Job cuts and even a complete restructuring of the business are all on the cards as chief executive Peter Bonfield tries to find a way out of the increasingly shark-infested waters into which BT has sailed.
Speculation has been mounting that BT's rivals, led by Deutsche Telekom, are gearing up for a takeover bid. Given that BT's market capitalisation is now less than half that of rival Vodafone Airtouch - £62 billion compared to £161 billion - this once unthinkable thought has gained credence by the day.
All such crises reflect long-term uncertainty about BT's future strategy and role. Until recently BT could do no wrong in the City. In the past four weeks its share price has fallen by a third: according to BT's internal calculations, its shares should be worth around £20 each, not £11.50.

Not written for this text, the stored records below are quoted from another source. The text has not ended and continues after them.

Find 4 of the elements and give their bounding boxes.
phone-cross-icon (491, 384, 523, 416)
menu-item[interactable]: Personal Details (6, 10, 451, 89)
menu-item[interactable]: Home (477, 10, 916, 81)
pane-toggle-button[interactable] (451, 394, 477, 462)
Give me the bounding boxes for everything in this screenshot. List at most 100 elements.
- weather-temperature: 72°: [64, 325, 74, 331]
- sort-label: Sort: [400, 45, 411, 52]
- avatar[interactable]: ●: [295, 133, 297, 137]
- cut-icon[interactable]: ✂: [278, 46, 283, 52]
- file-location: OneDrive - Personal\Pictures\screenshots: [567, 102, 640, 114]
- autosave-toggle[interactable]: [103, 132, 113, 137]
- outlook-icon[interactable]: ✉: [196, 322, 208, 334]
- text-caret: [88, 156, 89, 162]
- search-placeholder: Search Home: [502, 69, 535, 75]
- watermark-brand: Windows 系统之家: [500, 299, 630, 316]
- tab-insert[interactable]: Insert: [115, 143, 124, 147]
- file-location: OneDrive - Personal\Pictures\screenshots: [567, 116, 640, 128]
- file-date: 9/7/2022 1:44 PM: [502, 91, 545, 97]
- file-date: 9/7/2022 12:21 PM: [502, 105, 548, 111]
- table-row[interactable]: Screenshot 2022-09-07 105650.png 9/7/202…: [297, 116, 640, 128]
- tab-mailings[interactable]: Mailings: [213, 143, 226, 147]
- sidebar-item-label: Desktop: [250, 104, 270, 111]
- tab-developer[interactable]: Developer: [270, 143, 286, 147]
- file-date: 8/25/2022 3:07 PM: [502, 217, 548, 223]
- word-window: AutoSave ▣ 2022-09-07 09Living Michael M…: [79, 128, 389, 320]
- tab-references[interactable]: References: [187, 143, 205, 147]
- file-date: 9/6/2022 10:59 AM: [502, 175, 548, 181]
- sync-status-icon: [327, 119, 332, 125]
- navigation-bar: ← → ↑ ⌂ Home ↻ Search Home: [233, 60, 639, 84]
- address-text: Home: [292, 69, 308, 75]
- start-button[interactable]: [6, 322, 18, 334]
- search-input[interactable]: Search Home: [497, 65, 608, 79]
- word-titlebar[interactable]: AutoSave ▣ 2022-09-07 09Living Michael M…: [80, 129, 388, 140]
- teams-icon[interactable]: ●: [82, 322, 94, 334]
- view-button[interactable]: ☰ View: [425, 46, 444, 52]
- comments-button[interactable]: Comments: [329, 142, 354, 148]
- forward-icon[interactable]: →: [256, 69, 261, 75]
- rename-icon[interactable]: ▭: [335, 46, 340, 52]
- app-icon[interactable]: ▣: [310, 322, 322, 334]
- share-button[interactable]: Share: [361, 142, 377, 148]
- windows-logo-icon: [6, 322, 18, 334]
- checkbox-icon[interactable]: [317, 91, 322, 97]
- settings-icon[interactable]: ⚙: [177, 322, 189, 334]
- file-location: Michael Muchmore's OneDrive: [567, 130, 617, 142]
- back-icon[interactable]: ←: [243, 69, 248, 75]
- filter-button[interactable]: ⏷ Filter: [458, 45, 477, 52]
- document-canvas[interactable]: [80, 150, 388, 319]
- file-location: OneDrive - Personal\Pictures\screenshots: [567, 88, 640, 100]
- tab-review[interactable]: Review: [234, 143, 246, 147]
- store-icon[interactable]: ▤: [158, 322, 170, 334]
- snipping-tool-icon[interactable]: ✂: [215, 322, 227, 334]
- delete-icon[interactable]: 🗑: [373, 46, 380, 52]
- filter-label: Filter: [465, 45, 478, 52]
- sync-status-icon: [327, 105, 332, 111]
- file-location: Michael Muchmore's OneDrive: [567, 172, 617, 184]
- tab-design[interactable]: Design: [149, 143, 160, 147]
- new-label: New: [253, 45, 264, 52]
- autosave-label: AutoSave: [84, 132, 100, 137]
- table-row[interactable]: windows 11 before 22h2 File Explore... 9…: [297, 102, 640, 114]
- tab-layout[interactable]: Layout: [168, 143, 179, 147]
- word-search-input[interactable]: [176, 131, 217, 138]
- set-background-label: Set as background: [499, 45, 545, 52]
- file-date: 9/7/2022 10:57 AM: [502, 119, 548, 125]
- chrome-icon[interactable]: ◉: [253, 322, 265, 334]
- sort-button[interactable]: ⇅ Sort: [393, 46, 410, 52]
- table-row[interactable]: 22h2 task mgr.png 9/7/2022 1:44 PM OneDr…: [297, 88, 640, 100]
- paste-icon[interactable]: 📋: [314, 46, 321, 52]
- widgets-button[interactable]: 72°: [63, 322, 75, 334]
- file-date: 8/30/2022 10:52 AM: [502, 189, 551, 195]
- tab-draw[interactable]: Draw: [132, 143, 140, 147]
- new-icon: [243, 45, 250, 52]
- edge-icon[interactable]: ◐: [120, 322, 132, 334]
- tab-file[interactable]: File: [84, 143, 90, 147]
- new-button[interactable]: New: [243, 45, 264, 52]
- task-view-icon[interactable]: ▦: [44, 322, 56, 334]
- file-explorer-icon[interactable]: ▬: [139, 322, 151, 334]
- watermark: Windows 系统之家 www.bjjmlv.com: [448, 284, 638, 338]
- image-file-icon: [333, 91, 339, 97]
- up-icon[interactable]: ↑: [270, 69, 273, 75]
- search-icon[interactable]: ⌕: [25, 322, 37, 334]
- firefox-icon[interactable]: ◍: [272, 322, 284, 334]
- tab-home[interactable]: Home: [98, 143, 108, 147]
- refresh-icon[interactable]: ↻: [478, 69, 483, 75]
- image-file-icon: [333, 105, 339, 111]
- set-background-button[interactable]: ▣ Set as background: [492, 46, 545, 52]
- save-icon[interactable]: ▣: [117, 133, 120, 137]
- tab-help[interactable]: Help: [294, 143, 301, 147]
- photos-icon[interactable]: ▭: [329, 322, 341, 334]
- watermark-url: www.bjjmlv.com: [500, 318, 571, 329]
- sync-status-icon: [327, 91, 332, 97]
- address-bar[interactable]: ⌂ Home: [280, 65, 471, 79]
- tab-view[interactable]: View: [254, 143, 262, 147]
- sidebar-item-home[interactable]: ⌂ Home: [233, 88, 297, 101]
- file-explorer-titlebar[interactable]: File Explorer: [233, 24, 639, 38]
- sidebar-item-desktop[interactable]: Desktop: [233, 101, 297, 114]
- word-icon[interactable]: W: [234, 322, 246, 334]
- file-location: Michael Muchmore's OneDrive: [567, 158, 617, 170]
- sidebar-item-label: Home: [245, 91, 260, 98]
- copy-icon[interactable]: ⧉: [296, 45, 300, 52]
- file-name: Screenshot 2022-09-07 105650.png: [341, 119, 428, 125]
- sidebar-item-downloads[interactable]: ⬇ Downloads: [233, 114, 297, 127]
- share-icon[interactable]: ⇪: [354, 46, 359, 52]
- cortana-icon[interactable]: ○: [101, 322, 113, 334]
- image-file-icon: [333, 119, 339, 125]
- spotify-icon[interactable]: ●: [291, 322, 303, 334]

Now it is seen as holding onto its past: dragging its feet over giving rivals access to its network, reluctant to bow to calls for cheaper internet access, and sluggish on the introduction of new asymmetric digital subscriber line (ADSL) technology for fear of cannibalising its lucrative leased line revenues.
In addition, BT's strategy for expansion into Europe by taking minority stakes in a number of operators seems timid compared to mega-deals such as Vodafone-Mannesmann. BT's tactics are no longer aggressive enough.
Concert with sour notes
Worst of all, BT is widely perceived as being outmanoeuvred by smaller and more nimble players. Management is seen as top heavy, and to have lost control of the big picture strategy while concentrating on its disappointing Concert joint venture with AT&T.
Last month, the transatlantic pair admitted Concert's first year's turnover and profit will be $7 billion (£4.2bn) and $700 million (£424m) respectively - 30 per cent below expectations.
At the very least, a shake-up of senior management is overdue. Spinning off of core units is another possibility.
UK managing director Bill Cockburn is the most likely candidate to be moved on. If BT is restructured into more customer-facing units, his role will become irrelevant. BT is annoyed at the lack of recognition for the success of its new businesses in the mobile and internet arena, and it's concerned the soaring value of these operations is hidden by the way the company reports its figures, in turn depressing its share price.
"We are looking at different ways to present our figures so you can see the underlying value," said a spokesman. "Some people might see that as a step towards selling them off, but we haven't said that we will or will not do that. We consider all possibilities, but we have no immediate or long-term plans to do that."
The next step is sell-off
If showing shareholders how well the different businesses are doing is not enough, the next step could be to sell some of them - BT Cellnet and Yellow Pages being the most obvious. Experts are divided over how much money individual parts of BT might fetch. BT Cellnet is valued at around £20 billion, the internet business at between £6 billion and £9 billion, and Yellow Pages at between £2.5 billion and £5 billion.
This would have the positive consequence of allowing BT management to concentrate on its core area of consumer and business fixed line access.
But the downside is that if BT sells off these high-performing activities, it will be left with fewer stellar lines of business.
Whatever the future for BT - sliced up into a set of nimbler mini-BTs or completely absorbed by a foreign rival - the outlook for customers should be rosy. Smaller companies, for example BT's internet business, will be able to respond better to customers. And if BT is swallowed up, economies of scale could push down prices and deliver new services faster.
Despite its troubles, BT is still a formidable operation. But Bonfield needs to prove this to the financial markets soon - or risk presenting far too attractive a takeover target.